Le Mali parmi les plus touchés par la menace des mines antipersonnel

L’Etat sahélien a la particularité de connaître un éparpillement d’engins explosifs improvisés sur ses routes

En 2019, le Mali, figurait en 2019 parmi les plus touchés par la menace des mines antipersonnel. C’est ce qui ressort du rapport annuel de l’Observatoire des mines présenté jeudi 12 novembre par l’association Handicap International. Le document dresse une nouvelle fois un bilan mitigé de l’application de la Convention d’Ottawa interdisant depuis 1999 l’usage de ces armes.
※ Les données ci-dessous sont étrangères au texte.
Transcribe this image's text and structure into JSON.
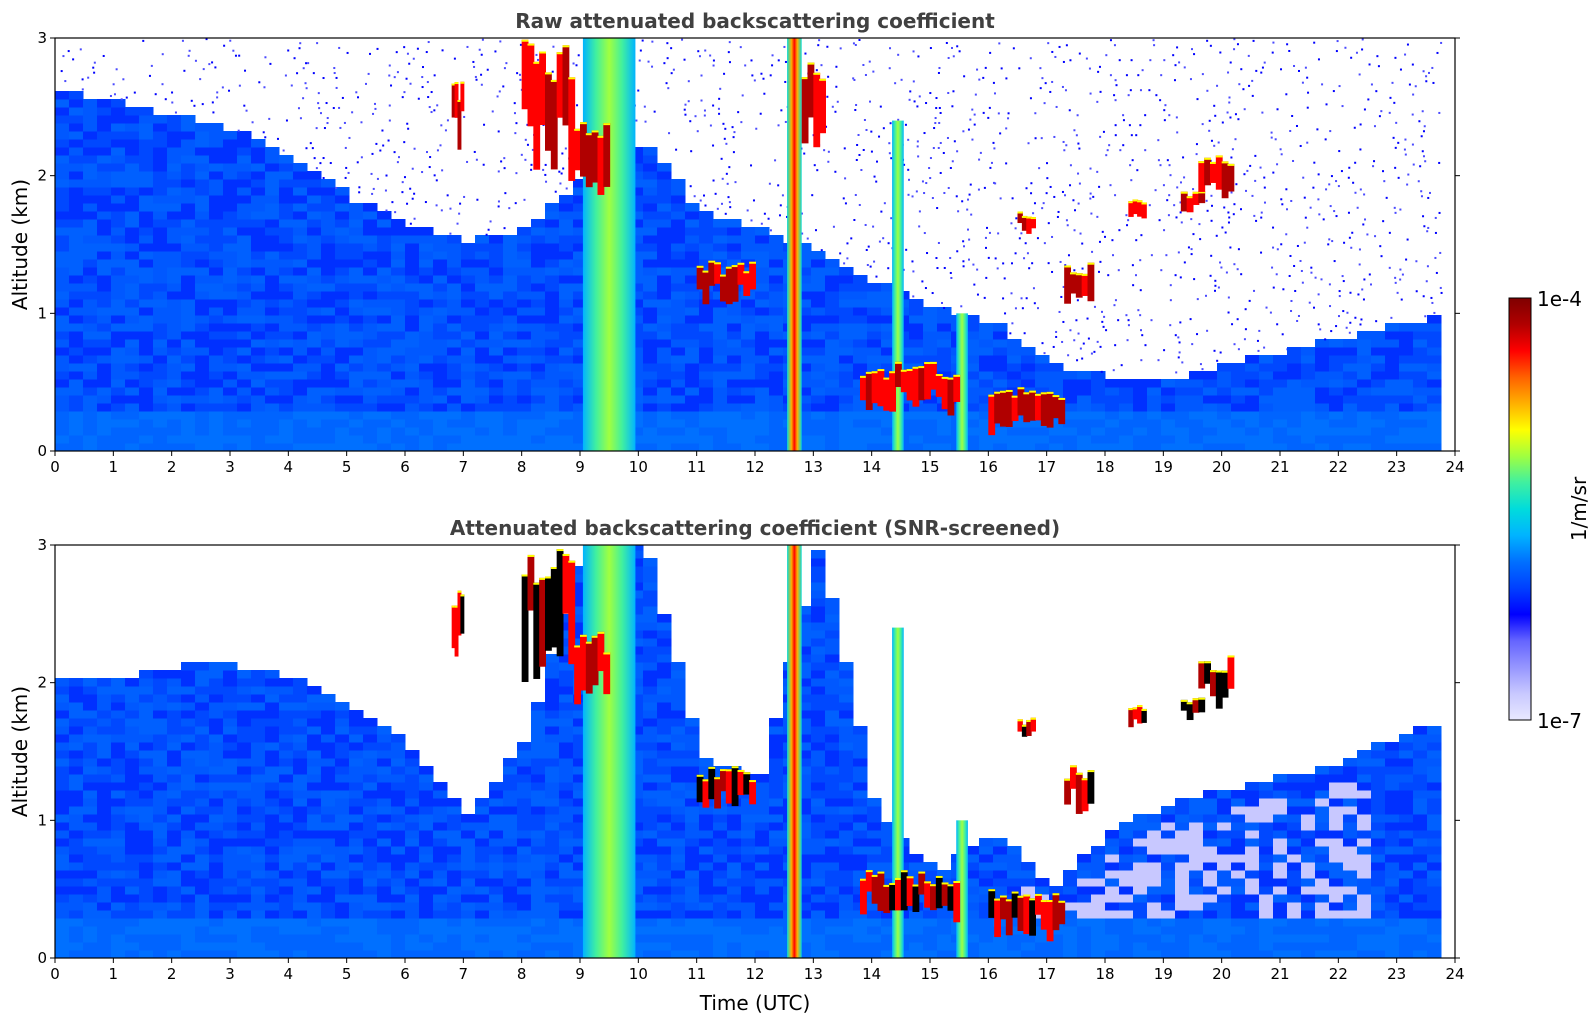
{
  "figure": {
    "colorbar": {
      "max_label": "1e-4",
      "min_label": "1e-7",
      "unit_label": "1/m/sr",
      "colors": [
        "#e8e8ff",
        "#c8c8ff",
        "#9696ff",
        "#6464ff",
        "#0000ff",
        "#0040ff",
        "#0070ff",
        "#00b4ff",
        "#00dcdc",
        "#40f0a0",
        "#a0ff40",
        "#ffff00",
        "#ffb000",
        "#ff6000",
        "#ff0000",
        "#b00000",
        "#7f0000"
      ]
    }
  },
  "chart_data": [
    {
      "type": "heatmap",
      "title": "Raw attenuated backscattering coefficient",
      "xlabel": "",
      "ylabel": "Altitude (km)",
      "xlim": [
        0,
        24
      ],
      "ylim": [
        0,
        3
      ],
      "x_ticks": [
        "0",
        "1",
        "2",
        "3",
        "4",
        "5",
        "6",
        "7",
        "8",
        "9",
        "10",
        "11",
        "12",
        "13",
        "14",
        "15",
        "16",
        "17",
        "18",
        "19",
        "20",
        "21",
        "22",
        "23",
        "24"
      ],
      "y_ticks": [
        "0",
        "1",
        "2",
        "3"
      ],
      "data_end_hour": 23.65,
      "noise_ceiling_km": [
        2.6,
        2.5,
        2.4,
        2.3,
        2.1,
        1.8,
        1.6,
        1.5,
        1.6,
        2.0,
        2.2,
        1.7,
        1.6,
        1.4,
        1.2,
        1.0,
        0.9,
        0.6,
        0.5,
        0.5,
        0.6,
        0.7,
        0.8,
        0.9,
        1.0
      ],
      "features": [
        {
          "kind": "plume",
          "x": [
            9.05,
            9.95
          ],
          "y": [
            0,
            3
          ],
          "level": "moderate"
        },
        {
          "kind": "plume",
          "x": [
            12.55,
            12.8
          ],
          "y": [
            0,
            3
          ],
          "level": "strong"
        },
        {
          "kind": "plume",
          "x": [
            15.45,
            15.65
          ],
          "y": [
            0,
            1.0
          ],
          "level": "moderate"
        },
        {
          "kind": "plume",
          "x": [
            14.35,
            14.55
          ],
          "y": [
            0,
            2.4
          ],
          "level": "moderate"
        },
        {
          "kind": "cloud",
          "x": [
            8.0,
            8.9
          ],
          "y": [
            2.2,
            3.0
          ],
          "level": "strong"
        },
        {
          "kind": "cloud",
          "x": [
            8.9,
            9.5
          ],
          "y": [
            1.9,
            2.4
          ],
          "level": "strong"
        },
        {
          "kind": "cloud",
          "x": [
            6.8,
            7.0
          ],
          "y": [
            2.3,
            2.7
          ],
          "level": "strong"
        },
        {
          "kind": "cloud",
          "x": [
            11.0,
            12.0
          ],
          "y": [
            1.1,
            1.4
          ],
          "level": "strong"
        },
        {
          "kind": "cloud",
          "x": [
            13.8,
            15.5
          ],
          "y": [
            0.35,
            0.65
          ],
          "level": "strong"
        },
        {
          "kind": "cloud",
          "x": [
            16.0,
            17.3
          ],
          "y": [
            0.2,
            0.5
          ],
          "level": "strong"
        },
        {
          "kind": "cloud",
          "x": [
            17.3,
            17.8
          ],
          "y": [
            1.1,
            1.4
          ],
          "level": "strong"
        },
        {
          "kind": "cloud",
          "x": [
            18.4,
            18.7
          ],
          "y": [
            1.7,
            1.85
          ],
          "level": "strong"
        },
        {
          "kind": "cloud",
          "x": [
            19.3,
            19.7
          ],
          "y": [
            1.75,
            1.9
          ],
          "level": "strong"
        },
        {
          "kind": "cloud",
          "x": [
            19.6,
            20.2
          ],
          "y": [
            1.9,
            2.2
          ],
          "level": "strong"
        },
        {
          "kind": "cloud",
          "x": [
            16.5,
            16.8
          ],
          "y": [
            1.6,
            1.75
          ],
          "level": "strong"
        },
        {
          "kind": "cloud",
          "x": [
            12.8,
            13.2
          ],
          "y": [
            2.3,
            2.9
          ],
          "level": "strong"
        }
      ]
    },
    {
      "type": "heatmap",
      "title": "Attenuated backscattering coefficient (SNR-screened)",
      "xlabel": "Time (UTC)",
      "ylabel": "Altitude (km)",
      "xlim": [
        0,
        24
      ],
      "ylim": [
        0,
        3
      ],
      "x_ticks": [
        "0",
        "1",
        "2",
        "3",
        "4",
        "5",
        "6",
        "7",
        "8",
        "9",
        "10",
        "11",
        "12",
        "13",
        "14",
        "15",
        "16",
        "17",
        "18",
        "19",
        "20",
        "21",
        "22",
        "23",
        "24"
      ],
      "y_ticks": [
        "0",
        "1",
        "2",
        "3"
      ],
      "data_end_hour": 23.65,
      "valid_top_km": [
        2.0,
        2.0,
        2.1,
        2.1,
        2.0,
        1.8,
        1.5,
        1.0,
        1.6,
        3.0,
        3.0,
        1.4,
        1.3,
        3.0,
        1.0,
        0.6,
        0.9,
        0.5,
        0.9,
        1.1,
        1.2,
        1.3,
        1.4,
        1.6,
        1.7
      ],
      "features": [
        {
          "kind": "plume",
          "x": [
            9.05,
            9.95
          ],
          "y": [
            0,
            3
          ],
          "level": "moderate"
        },
        {
          "kind": "plume",
          "x": [
            12.55,
            12.8
          ],
          "y": [
            0,
            3
          ],
          "level": "strong"
        },
        {
          "kind": "plume",
          "x": [
            15.45,
            15.65
          ],
          "y": [
            0,
            1.0
          ],
          "level": "moderate"
        },
        {
          "kind": "plume",
          "x": [
            14.35,
            14.55
          ],
          "y": [
            0,
            2.4
          ],
          "level": "moderate"
        },
        {
          "kind": "cloud",
          "x": [
            8.0,
            8.9
          ],
          "y": [
            2.2,
            3.0
          ],
          "level": "strong"
        },
        {
          "kind": "cloud",
          "x": [
            8.9,
            9.5
          ],
          "y": [
            1.9,
            2.4
          ],
          "level": "strong"
        },
        {
          "kind": "cloud",
          "x": [
            6.8,
            7.0
          ],
          "y": [
            2.3,
            2.7
          ],
          "level": "strong"
        },
        {
          "kind": "cloud",
          "x": [
            11.0,
            12.0
          ],
          "y": [
            1.1,
            1.4
          ],
          "level": "strong"
        },
        {
          "kind": "cloud",
          "x": [
            13.8,
            15.5
          ],
          "y": [
            0.35,
            0.65
          ],
          "level": "strong"
        },
        {
          "kind": "cloud",
          "x": [
            16.0,
            17.3
          ],
          "y": [
            0.2,
            0.5
          ],
          "level": "strong"
        },
        {
          "kind": "cloud",
          "x": [
            17.3,
            17.8
          ],
          "y": [
            1.1,
            1.4
          ],
          "level": "strong"
        },
        {
          "kind": "cloud",
          "x": [
            18.4,
            18.7
          ],
          "y": [
            1.7,
            1.85
          ],
          "level": "strong"
        },
        {
          "kind": "cloud",
          "x": [
            19.3,
            19.7
          ],
          "y": [
            1.75,
            1.9
          ],
          "level": "strong"
        },
        {
          "kind": "cloud",
          "x": [
            19.6,
            20.2
          ],
          "y": [
            1.9,
            2.2
          ],
          "level": "strong"
        },
        {
          "kind": "cloud",
          "x": [
            16.5,
            16.8
          ],
          "y": [
            1.6,
            1.75
          ],
          "level": "strong"
        }
      ]
    }
  ]
}
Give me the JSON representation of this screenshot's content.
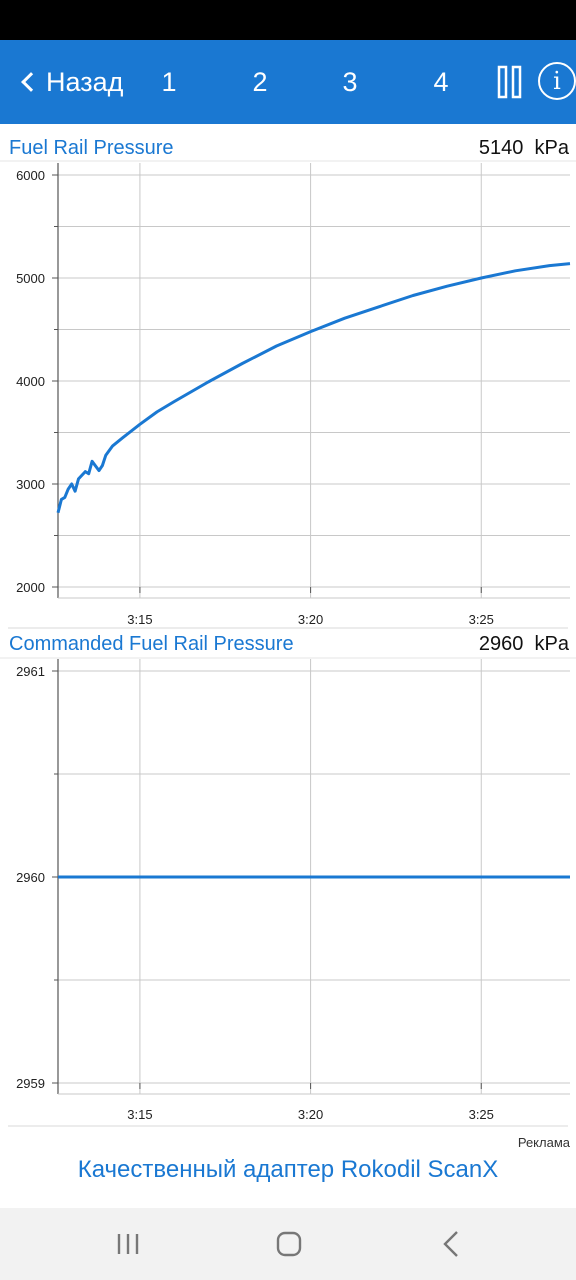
{
  "header": {
    "back_label": "Назад",
    "tabs": [
      "1",
      "2",
      "3",
      "4"
    ],
    "info_label": "i",
    "accent_color": "#1a78d2"
  },
  "charts": [
    {
      "title": "Fuel Rail Pressure",
      "value_text": "5140  kPa"
    },
    {
      "title": "Commanded Fuel Rail Pressure",
      "value_text": "2960  kPa"
    }
  ],
  "chart_data": [
    {
      "type": "line",
      "title": "Fuel Rail Pressure",
      "unit": "kPa",
      "xlim": [
        "3:12.6",
        "3:27.6"
      ],
      "ylim": [
        2000,
        6000
      ],
      "yticks": [
        "2000",
        "3000",
        "4000",
        "5000",
        "6000"
      ],
      "xticks": [
        "3:15",
        "3:20",
        "3:25"
      ],
      "grid": true,
      "series": [
        {
          "color": "#1a78d2",
          "x": [
            "3:12.6",
            "3:12.7",
            "3:12.8",
            "3:12.9",
            "3:13.0",
            "3:13.1",
            "3:13.2",
            "3:13.4",
            "3:13.5",
            "3:13.6",
            "3:13.8",
            "3:13.9",
            "3:14.0",
            "3:14.2",
            "3:14.5",
            "3:15.0",
            "3:15.5",
            "3:16.0",
            "3:17.0",
            "3:18.0",
            "3:19.0",
            "3:20.0",
            "3:21.0",
            "3:22.0",
            "3:23.0",
            "3:24.0",
            "3:25.0",
            "3:26.0",
            "3:27.0",
            "3:27.6"
          ],
          "values": [
            2720,
            2850,
            2870,
            2950,
            3000,
            2930,
            3050,
            3120,
            3100,
            3220,
            3130,
            3180,
            3280,
            3370,
            3450,
            3580,
            3700,
            3800,
            3990,
            4170,
            4340,
            4480,
            4610,
            4720,
            4830,
            4920,
            5000,
            5070,
            5120,
            5140
          ]
        }
      ]
    },
    {
      "type": "line",
      "title": "Commanded Fuel Rail Pressure",
      "unit": "kPa",
      "xlim": [
        "3:12.6",
        "3:27.6"
      ],
      "ylim": [
        2959,
        2961
      ],
      "yticks": [
        "2959",
        "2960",
        "2961"
      ],
      "xticks": [
        "3:15",
        "3:20",
        "3:25"
      ],
      "grid": true,
      "series": [
        {
          "color": "#1a78d2",
          "x": [
            "3:12.6",
            "3:27.6"
          ],
          "values": [
            2960,
            2960
          ]
        }
      ]
    }
  ],
  "ad": {
    "label": "Реклама",
    "text": "Качественный адаптер Rokodil ScanX"
  }
}
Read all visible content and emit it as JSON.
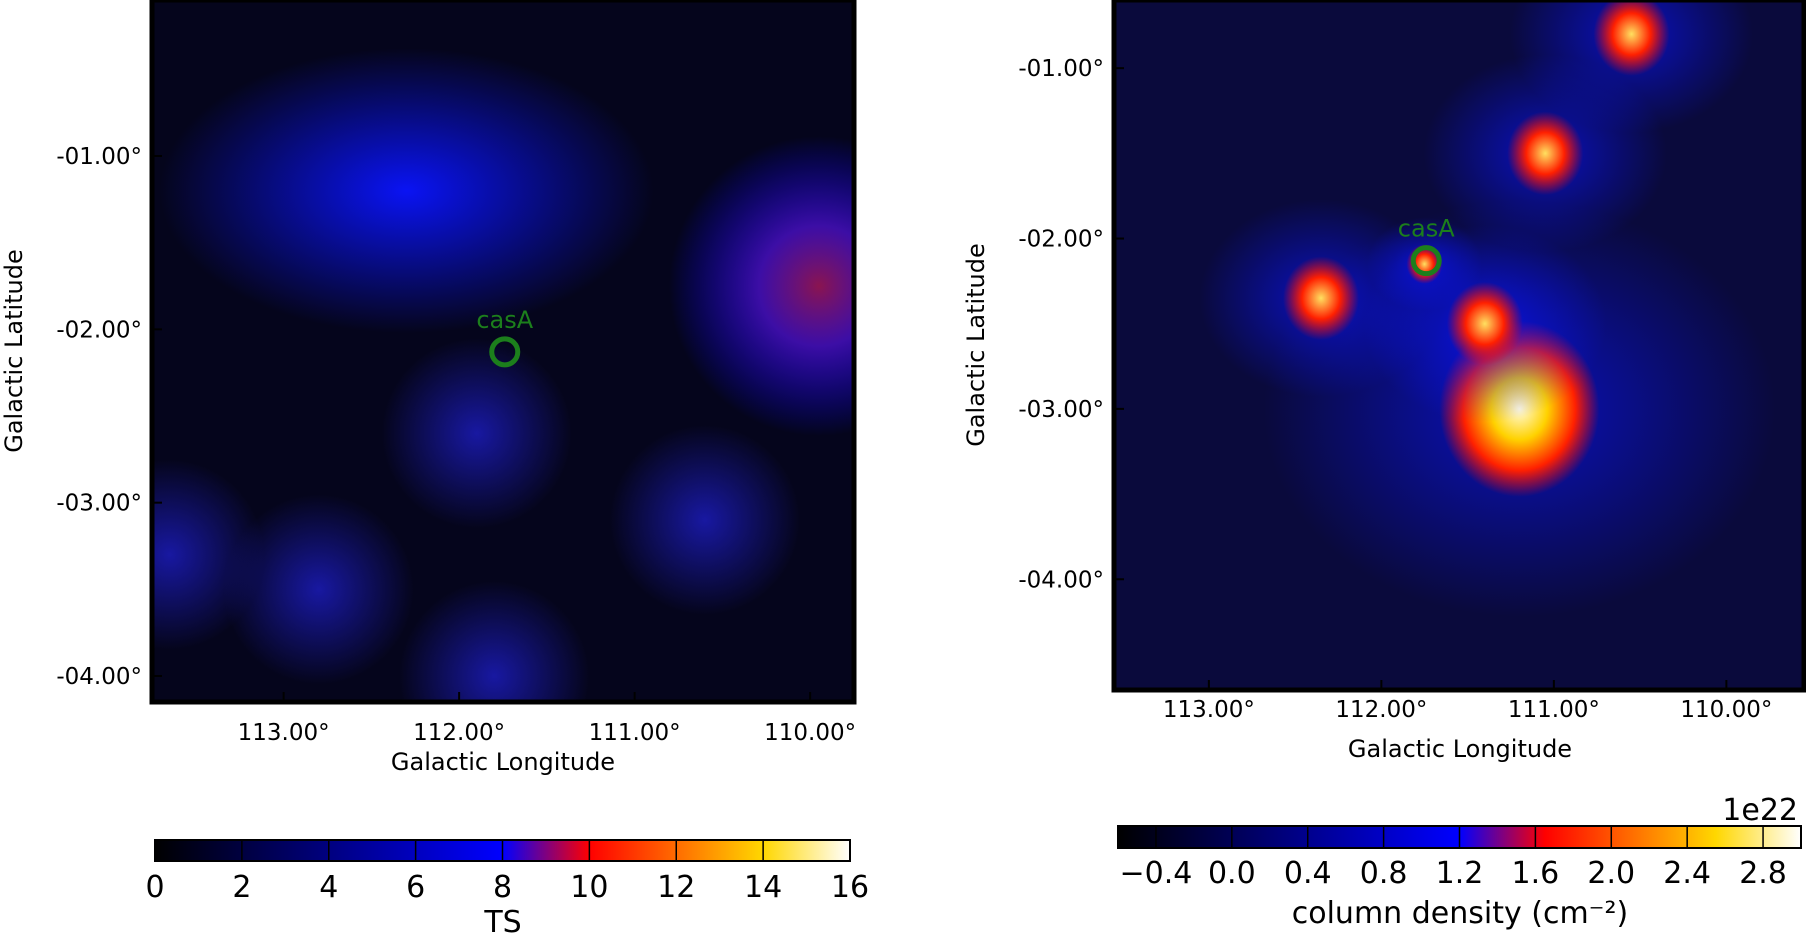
{
  "colors": {
    "marker": "#1c7f1c",
    "frame": "#000000"
  },
  "chart_data": [
    {
      "type": "heatmap",
      "xlabel": "Galactic Longitude",
      "ylabel": "Galactic Latitude",
      "xlim": [
        113.75,
        109.75
      ],
      "ylim": [
        -4.15,
        -0.1
      ],
      "x_ticks": [
        113.0,
        112.0,
        111.0,
        110.0
      ],
      "x_tick_labels": [
        "113.00°",
        "112.00°",
        "111.00°",
        "110.00°"
      ],
      "y_ticks": [
        -1.0,
        -2.0,
        -3.0,
        -4.0
      ],
      "y_tick_labels": [
        "-01.00°",
        "-02.00°",
        "-03.00°",
        "-04.00°"
      ],
      "annotations": [
        {
          "text": "casA",
          "x": 111.74,
          "y": -2.13
        }
      ],
      "colorbar": {
        "label": "TS",
        "min": 0,
        "max": 16,
        "ticks": [
          0,
          2,
          4,
          6,
          8,
          10,
          12,
          14,
          16
        ],
        "tick_labels": [
          "0",
          "2",
          "4",
          "6",
          "8",
          "10",
          "12",
          "14",
          "16"
        ],
        "offset_text": ""
      },
      "features": [
        {
          "x": 112.3,
          "y": -1.2,
          "peak": 5.0
        },
        {
          "x": 109.95,
          "y": -1.75,
          "peak": 9.0
        },
        {
          "x": 113.65,
          "y": -3.3,
          "peak": 2.5
        },
        {
          "x": 112.8,
          "y": -3.5,
          "peak": 2.0
        },
        {
          "x": 111.8,
          "y": -4.0,
          "peak": 2.0
        },
        {
          "x": 110.6,
          "y": -3.1,
          "peak": 2.5
        },
        {
          "x": 111.9,
          "y": -2.6,
          "peak": 2.5
        }
      ]
    },
    {
      "type": "heatmap",
      "xlabel": "Galactic Longitude",
      "ylabel": "Galactic Latitude",
      "xlim": [
        113.55,
        109.55
      ],
      "ylim": [
        -4.65,
        -0.6
      ],
      "x_ticks": [
        113.0,
        112.0,
        111.0,
        110.0
      ],
      "x_tick_labels": [
        "113.00°",
        "112.00°",
        "111.00°",
        "110.00°"
      ],
      "y_ticks": [
        -1.0,
        -2.0,
        -3.0,
        -4.0
      ],
      "y_tick_labels": [
        "-01.00°",
        "-02.00°",
        "-03.00°",
        "-04.00°"
      ],
      "annotations": [
        {
          "text": "casA",
          "x": 111.74,
          "y": -2.13
        }
      ],
      "colorbar": {
        "label": "column density (cm⁻²)",
        "min": -0.6,
        "max": 3.0,
        "ticks": [
          -0.4,
          0.0,
          0.4,
          0.8,
          1.2,
          1.6,
          2.0,
          2.4,
          2.8
        ],
        "tick_labels": [
          "−0.4",
          "0.0",
          "0.4",
          "0.8",
          "1.2",
          "1.6",
          "2.0",
          "2.4",
          "2.8"
        ],
        "offset_text": "1e22"
      },
      "features": [
        {
          "x": 111.2,
          "y": -3.0,
          "peak": 3.0
        },
        {
          "x": 111.05,
          "y": -1.5,
          "peak": 2.4
        },
        {
          "x": 110.55,
          "y": -0.8,
          "peak": 2.2
        },
        {
          "x": 112.35,
          "y": -2.35,
          "peak": 2.0
        },
        {
          "x": 111.4,
          "y": -2.5,
          "peak": 2.1
        },
        {
          "x": 111.75,
          "y": -2.15,
          "peak": 1.9
        }
      ]
    }
  ]
}
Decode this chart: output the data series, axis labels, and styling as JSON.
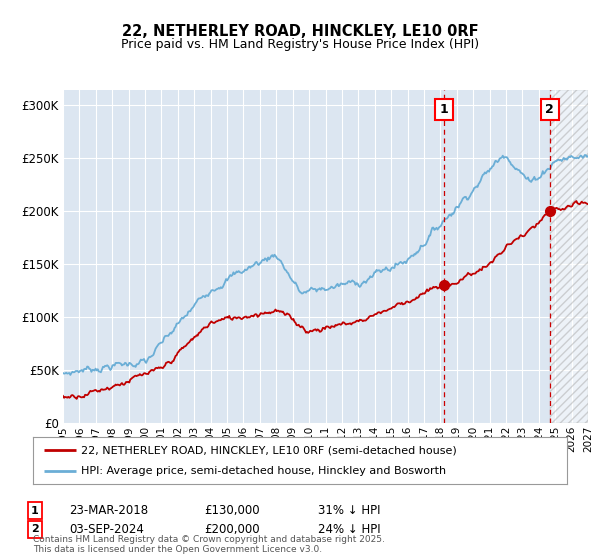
{
  "title": "22, NETHERLEY ROAD, HINCKLEY, LE10 0RF",
  "subtitle": "Price paid vs. HM Land Registry's House Price Index (HPI)",
  "ylabel_ticks": [
    "£0",
    "£50K",
    "£100K",
    "£150K",
    "£200K",
    "£250K",
    "£300K"
  ],
  "ytick_values": [
    0,
    50000,
    100000,
    150000,
    200000,
    250000,
    300000
  ],
  "ylim": [
    0,
    315000
  ],
  "xlim_start": 1995,
  "xlim_end": 2027,
  "hpi_color": "#6baed6",
  "price_color": "#c00000",
  "vline_color": "#cc0000",
  "bg_color": "#dce6f1",
  "hatch_color": "#c8d8ec",
  "plot_bg": "#ffffff",
  "grid_color": "#ffffff",
  "transaction1_date": "23-MAR-2018",
  "transaction1_price": 130000,
  "transaction1_hpi_pct": "31%",
  "transaction1_year": 2018.22,
  "transaction2_date": "03-SEP-2024",
  "transaction2_price": 200000,
  "transaction2_hpi_pct": "24%",
  "transaction2_year": 2024.67,
  "legend_line1": "22, NETHERLEY ROAD, HINCKLEY, LE10 0RF (semi-detached house)",
  "legend_line2": "HPI: Average price, semi-detached house, Hinckley and Bosworth",
  "footer": "Contains HM Land Registry data © Crown copyright and database right 2025.\nThis data is licensed under the Open Government Licence v3.0.",
  "xtick_years": [
    1995,
    1996,
    1997,
    1998,
    1999,
    2000,
    2001,
    2002,
    2003,
    2004,
    2005,
    2006,
    2007,
    2008,
    2009,
    2010,
    2011,
    2012,
    2013,
    2014,
    2015,
    2016,
    2017,
    2018,
    2019,
    2020,
    2021,
    2022,
    2023,
    2024,
    2025,
    2026,
    2027
  ]
}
Les mines antipersonnel ont coûté la vie à 5 554 personnes en 2019. Soit 80 % des civils et pour plus de 40 % des enfants.  Les cinq Etats qui ont compté le plus de victimes l’année dernière sont entre autres : l’Afghanistan (1 538 morts), le Mali (345), l’Ukraine (324), le Yémen (248), et le Nigeria (239).

L’Etat sahélien a la particularité de connaître un éparpillement d’engins explosifs improvisés (IED) sur ses routes. Ils visent principalement la destruction de véhicules, notamment des bus transportant des villageois. Ou encore des convois militaires des forces étrangères stationnées dans le pays.

« Le Mali a confirmé une contamination par les mines anti-véhicules depuis 2017. Il a subi une augmentation significative des incidents causés par des IED, y compris des mines improvisées, dans le centre du pays », explique le rapport.

Des formations au repérage des IED

« Les chauffeurs sont devenus un groupe cible essentiel » à cause du nouveau danger posé par ces armes déclenchées par pression ou à distance : cette réalité a contraint l’Organisation des Nations unies (ONU) à développer des formations au repérage des IED. « Les nomades et les communautés pastorales ont aussi été des groupes prioritaires pour cette éducation au risque », au Mali comme dans les Etats voisins, le Tchad ou la Mauritanie.

Des déclarations annonçant l’arrivée de nouvelles mines antipersonnel aux mains des groupes armés non étatiques qui combattent au Mali…n’ont pu être « confirmées », précise l’Observatoire des mines.

En plus, « dans certains incidents, il n’est pas toujours possible de savoir si l’engin impliqué était un IED commandé à distance qui n’a pas été utilisé (il s’apparente dans ce cas plus à un “reste explosif de guerre” qu’à une mine) ou s’il s’agissait d’une mine activée à dessein. L’impact en termes de pertes est impossible à distinguer ».